The next year on July 5, 1859, Powell took forty-two members of First Infantry Companies D & E and First Cavalry Company E to repair parts already there and finish building a road from Fort Smith, Arkansas to Fort Arbuckle. This route was called Powell Road for some time.[8]

Civil War

Powell transferred to Fort Washita, Indian Territory with Company E per telegraphic instructions dated March 19, 1861. As southern states began seceding from the U.S., all Federal troops in Texas/IT gathered on May 3 near what is today Minco, Oklahoma to go north. Some 250 Texan troops (former neighbors) tried to war with them at this time, but Major Sam Sturgis, who commanded the Cavalry regiment and had left Fort Smith less than an hour before its being taken by Southerners according to General David Twiggs’ apparent plot, saw to separating them from their horses as they were having dinner. Federal troops could not feed 250 prisoners and their mounts on the march to Kansas, so had to immediately parole all after shaving the tails of the fine animals for the only possible revenge.

Powell took his pack of thirty-eight hunting hounds north at "great trouble and expense," so was understandably quite upset that they twice took off chasing buffalo, and all but three were forever lost. General David Sloan Stanley stated that on this exodus was the last time he saw "herds of buffalo which might be numbered by the tens of thousands."

The Leavenworth Times of June 1, 1861, reported that troops of First Cavalry and First Infantry arrived in Leavenworth, Kansas on May 31, 1861. They totaled about 820 soldiers, 200 teamsters, and other army attachés plus some officers’ families, eighty wagons, and 600 horses and mules forming a train about a mile long. Powell was promoted to Captain, Company F, First Infantry Regiment, Regular Army of the United States on June 11, 1861, upon the resignation of Captain Seth Barton who joined the Confederates.

The route they followed later became the Chisholm Trail. Black Beaver, a well-known and respected Delaware Indian guide/rancher/interpreter of IT and Kansas who called himself a Yankee Indian, left his own property to lead this caravan north; he was never fully compensated. The Creeks called the Chisholm Trail "Beaver’s Trail" for him. At the end of the Civil War, Jesse Chisholm was able to find the ruts left from this massive train of heavy military wagons and started following it between IT/OK and Abilene, Kansas.

Death

Powell was promoted to Major on March 24, 1862. Thirteen days later, he was mortally wounded and buried at Shiloh. His oldest son, Jimmy, had been with him for seven years—two as his father's waiter—and was not yet twelve when James died after asking Captain Dimmick to help the young man find his way home to Maine. Powell was hit by blind fire from Confederates who could not see through the smoke during their third attempt to penetrate the Hornets' Nest about 1:00 PM on Sunday, April 6, 1862, and died later that night.

Major Powell is officially buried “unknown” at Shiloh National Cemetery.

References

  1. ^ This was most likely Albert Tracy who was born in Buffalo, New York in 1818 [with surname Haddock, which he dropped early in life] and enlisted in Maine in 1847; he was promoted to Captain for "gallant and meritorious conduct in the battle of Chapultepec" where Powell also participated with 9th Infantry.
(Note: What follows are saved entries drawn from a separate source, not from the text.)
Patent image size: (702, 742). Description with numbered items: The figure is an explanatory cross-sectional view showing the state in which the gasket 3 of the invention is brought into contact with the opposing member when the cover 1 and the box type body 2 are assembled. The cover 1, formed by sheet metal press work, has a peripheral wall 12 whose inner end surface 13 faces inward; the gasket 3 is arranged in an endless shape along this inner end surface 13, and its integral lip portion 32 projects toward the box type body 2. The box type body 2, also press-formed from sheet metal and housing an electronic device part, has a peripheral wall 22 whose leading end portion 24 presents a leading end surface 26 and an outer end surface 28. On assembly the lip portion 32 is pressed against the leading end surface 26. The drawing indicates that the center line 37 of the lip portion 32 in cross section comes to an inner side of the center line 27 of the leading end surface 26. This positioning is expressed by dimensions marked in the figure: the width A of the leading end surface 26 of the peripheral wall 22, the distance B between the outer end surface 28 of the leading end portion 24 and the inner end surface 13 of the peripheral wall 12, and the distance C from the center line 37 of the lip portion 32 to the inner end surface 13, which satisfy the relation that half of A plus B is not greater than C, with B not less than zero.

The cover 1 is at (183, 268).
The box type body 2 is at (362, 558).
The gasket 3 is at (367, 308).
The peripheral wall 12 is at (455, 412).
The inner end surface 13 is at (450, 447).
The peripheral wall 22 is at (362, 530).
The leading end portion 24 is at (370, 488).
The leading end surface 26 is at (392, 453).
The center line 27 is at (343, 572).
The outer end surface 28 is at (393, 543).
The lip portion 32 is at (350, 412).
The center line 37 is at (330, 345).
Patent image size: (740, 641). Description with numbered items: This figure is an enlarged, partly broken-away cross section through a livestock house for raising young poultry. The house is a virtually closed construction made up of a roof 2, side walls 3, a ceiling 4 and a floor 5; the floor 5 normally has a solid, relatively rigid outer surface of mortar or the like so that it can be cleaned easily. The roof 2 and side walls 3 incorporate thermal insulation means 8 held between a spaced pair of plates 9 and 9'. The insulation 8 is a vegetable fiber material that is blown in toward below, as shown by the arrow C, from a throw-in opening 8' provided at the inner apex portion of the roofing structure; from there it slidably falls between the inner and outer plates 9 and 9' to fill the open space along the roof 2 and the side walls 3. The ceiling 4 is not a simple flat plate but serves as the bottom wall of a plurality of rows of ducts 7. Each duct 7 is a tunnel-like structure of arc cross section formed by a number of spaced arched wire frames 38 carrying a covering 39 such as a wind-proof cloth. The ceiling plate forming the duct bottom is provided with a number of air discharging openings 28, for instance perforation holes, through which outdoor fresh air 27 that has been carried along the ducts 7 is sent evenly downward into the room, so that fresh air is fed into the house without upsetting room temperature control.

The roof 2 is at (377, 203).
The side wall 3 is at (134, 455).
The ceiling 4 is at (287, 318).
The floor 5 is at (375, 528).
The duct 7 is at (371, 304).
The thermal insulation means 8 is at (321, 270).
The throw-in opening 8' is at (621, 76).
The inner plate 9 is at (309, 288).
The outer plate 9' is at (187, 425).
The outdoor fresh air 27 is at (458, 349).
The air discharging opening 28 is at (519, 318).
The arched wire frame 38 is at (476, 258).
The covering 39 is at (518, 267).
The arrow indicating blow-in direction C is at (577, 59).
Tracy resigned his commission in 1848, but later resumed it and became Adjutant General for the State of Maine with help from then-President Franklin Pierce, a close acquaintance. This is strong evidence that he was the Albert Tracy for whom Powell’s third son was named, and most likely helped Powell get his own commission in 1855 on top of being his friend. It’s nice to know they seemed to have reunited near the end of Powell’s life as Tracy wrote Missouri in Crisis: The Journal of Captain Albert Tracy, 1861.
  2. ^ Substantiated by Lieutenant James M. Newhard’s post-Shiloh report, calling Powell “our noble little Major.”
  3. ^ Typed version of memorial statement is in family records.
  4. ^ Powell was officially assigned to Company F, but was often found with Company E and was the only officer with Company G during that report of 1856.
  5. ^ In Grant Foreman’s book Advancing the Frontier, there is an awesome explanation in Powell’s own words of this treaty and the details of how it soon became broken by officers who later joined the Confederacy.
  6. ^ Emory sent Company E to reinforce and make a clean sweep of the area (From Army annual report quoted in Justiss’ thesis).
  7. ^ From letter still in possession of Offley family, republished several times; Offley did also include that Fort Arbuckle was much nicer than Fort McKavett (Texas), where they’d been stationed the previous year, and that they had a fine Episcopal Chaplain named Daniel McManus.
  8. ^ From Patricia Adkins Rochette’s Bourland in North Texas & Indian Territory During the Civil War; she also helped us find some of the Native American connections to Powell. We note from his letter-writing that Powell differentiated between Indians he considered his neighbors and those he deemed “savages.”